Create a new test plan linked to a UserStory, Bug, or Feature. Name and Project are required by the API; Description, StartDate, and EndDate are optional.
AI agents use create_test_plan to create or update resources in Targetprocess — usually the action step of a workflow, after the agent has gathered context. Every call changes real data in your Targetprocess environment.
An AI agent can call create_test_plan faster than any human can review — one bad instruction and it creates or modifies resources in Targetprocess by the hundred, each call as confident as the last.
Attacks that exploit this kind of access
Create a new test plan linked to a UserStory, Bug, or Feature. Name and Project are required by the API; Description, StartDate, and EndDate are optional. It is categorised as a Write tool in the Targetprocess MCP Server, which means it can create or modify data. Consider rate limits to prevent runaway writes.

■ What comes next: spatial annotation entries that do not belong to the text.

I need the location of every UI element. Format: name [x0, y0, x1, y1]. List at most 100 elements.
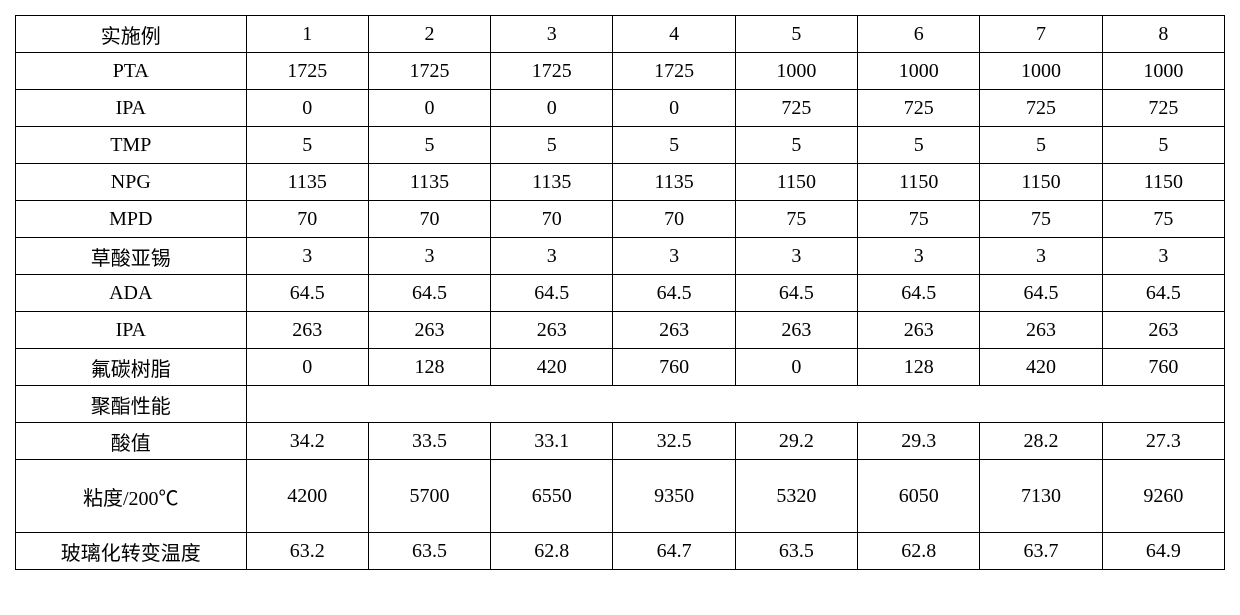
cell: 7130 [980, 460, 1102, 533]
cell: 28.2 [980, 423, 1102, 460]
cell: 70 [491, 201, 613, 238]
table-row: 粘度/200℃42005700655093505320605071309260 [16, 460, 1225, 533]
cell: 1150 [858, 164, 980, 201]
table-row: 酸值34.233.533.132.529.229.328.227.3 [16, 423, 1225, 460]
cell: 75 [1102, 201, 1224, 238]
cell: 263 [980, 312, 1102, 349]
cell: 420 [491, 349, 613, 386]
cell: 1725 [491, 53, 613, 90]
cell: 34.2 [246, 423, 368, 460]
cell: 725 [858, 90, 980, 127]
cell: 63.5 [735, 533, 857, 570]
cell: 1725 [613, 53, 735, 90]
cell: 33.1 [491, 423, 613, 460]
cell: 64.5 [858, 275, 980, 312]
cell: 64.5 [613, 275, 735, 312]
cell: 263 [1102, 312, 1224, 349]
cell: 1000 [858, 53, 980, 90]
section-row: 聚酯性能 [16, 386, 1225, 423]
row-label: 玻璃化转变温度 [16, 533, 247, 570]
cell: 1135 [491, 164, 613, 201]
cell: 29.3 [858, 423, 980, 460]
cell: 0 [368, 90, 490, 127]
section-label: 聚酯性能 [16, 386, 247, 423]
cell: 3 [246, 238, 368, 275]
cell: 263 [491, 312, 613, 349]
cell: 725 [1102, 90, 1224, 127]
cell: 0 [735, 349, 857, 386]
cell: 1725 [246, 53, 368, 90]
cell: 1135 [246, 164, 368, 201]
cell: 128 [858, 349, 980, 386]
cell: 1150 [980, 164, 1102, 201]
cell: 263 [246, 312, 368, 349]
table-row: TMP55555555 [16, 127, 1225, 164]
cell: 1000 [980, 53, 1102, 90]
cell: 5320 [735, 460, 857, 533]
cell: 0 [491, 90, 613, 127]
cell: 70 [246, 201, 368, 238]
cell: 63.7 [980, 533, 1102, 570]
cell: 29.2 [735, 423, 857, 460]
cell: 5 [491, 127, 613, 164]
cell: 3 [491, 238, 613, 275]
cell: 63.5 [368, 533, 490, 570]
cell: 75 [980, 201, 1102, 238]
cell: 1000 [735, 53, 857, 90]
cell: 128 [368, 349, 490, 386]
row-label: ADA [16, 275, 247, 312]
cell: 760 [613, 349, 735, 386]
cell: 64.9 [1102, 533, 1224, 570]
cell: 0 [613, 90, 735, 127]
cell: 5 [368, 127, 490, 164]
cell: 70 [613, 201, 735, 238]
cell: 3 [735, 238, 857, 275]
table-row: 氟碳树脂01284207600128420760 [16, 349, 1225, 386]
table-body: 实施例 1 2 3 4 5 6 7 8 PTA17251725172517251… [16, 16, 1225, 570]
col-header: 3 [491, 16, 613, 53]
col-header: 1 [246, 16, 368, 53]
cell: 725 [980, 90, 1102, 127]
cell: 64.5 [368, 275, 490, 312]
cell: 420 [980, 349, 1102, 386]
cell: 263 [368, 312, 490, 349]
cell: 5 [858, 127, 980, 164]
cell: 263 [735, 312, 857, 349]
col-header: 8 [1102, 16, 1224, 53]
cell: 3 [1102, 238, 1224, 275]
cell: 3 [980, 238, 1102, 275]
cell: 63.2 [246, 533, 368, 570]
row-label: IPA [16, 312, 247, 349]
table-row: MPD7070707075757575 [16, 201, 1225, 238]
data-table: 实施例 1 2 3 4 5 6 7 8 PTA17251725172517251… [15, 15, 1225, 570]
row-label: IPA [16, 90, 247, 127]
table-row: PTA17251725172517251000100010001000 [16, 53, 1225, 90]
cell: 0 [246, 349, 368, 386]
row-label: TMP [16, 127, 247, 164]
cell: 75 [735, 201, 857, 238]
cell: 5 [1102, 127, 1224, 164]
cell: 3 [368, 238, 490, 275]
cell: 9260 [1102, 460, 1224, 533]
cell: 1725 [368, 53, 490, 90]
table-row: NPG11351135113511351150115011501150 [16, 164, 1225, 201]
cell: 6550 [491, 460, 613, 533]
row-label: PTA [16, 53, 247, 90]
cell: 62.8 [858, 533, 980, 570]
cell: 5 [613, 127, 735, 164]
cell: 725 [735, 90, 857, 127]
cell: 3 [858, 238, 980, 275]
cell: 0 [246, 90, 368, 127]
cell: 9350 [613, 460, 735, 533]
cell: 70 [368, 201, 490, 238]
cell: 1000 [1102, 53, 1224, 90]
col-header: 4 [613, 16, 735, 53]
col-header: 5 [735, 16, 857, 53]
row-label: 粘度/200℃ [16, 460, 247, 533]
cell: 33.5 [368, 423, 490, 460]
cell: 64.7 [613, 533, 735, 570]
cell: 4200 [246, 460, 368, 533]
cell: 64.5 [491, 275, 613, 312]
cell: 5700 [368, 460, 490, 533]
cell: 64.5 [735, 275, 857, 312]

Register the Targetprocess MCP server in PolicyLayer and add a rule for create_test_plan: allow, deny, rate-limit, or require approval. Point your MCP client at the PolicyLayer proxy URL and the rule is enforced on every call, before it reaches Targetprocess. Nothing to install.
create_test_plan is a Write tool with medium risk. Write tools should be rate-limited to prevent accidental bulk modifications.
Yes. Add a rate_limit block to the create_test_plan rule in your PolicyLayer policy. For example, setting max: 10 and window: 60 limits the tool to 10 calls per minute. Rate limits are tracked per agent session and reset automatically.
Set action: deny in the PolicyLayer policy for create_test_plan. The AI agent will receive a policy violation error and cannot call the tool. You can also include a reason field to explain why the tool is blocked.
create_test_plan is provided by the Targetprocess MCP server (targetprocess-mcp-server). PolicyLayer sits as a proxy in front of this server to enforce policies before tool calls reach the server.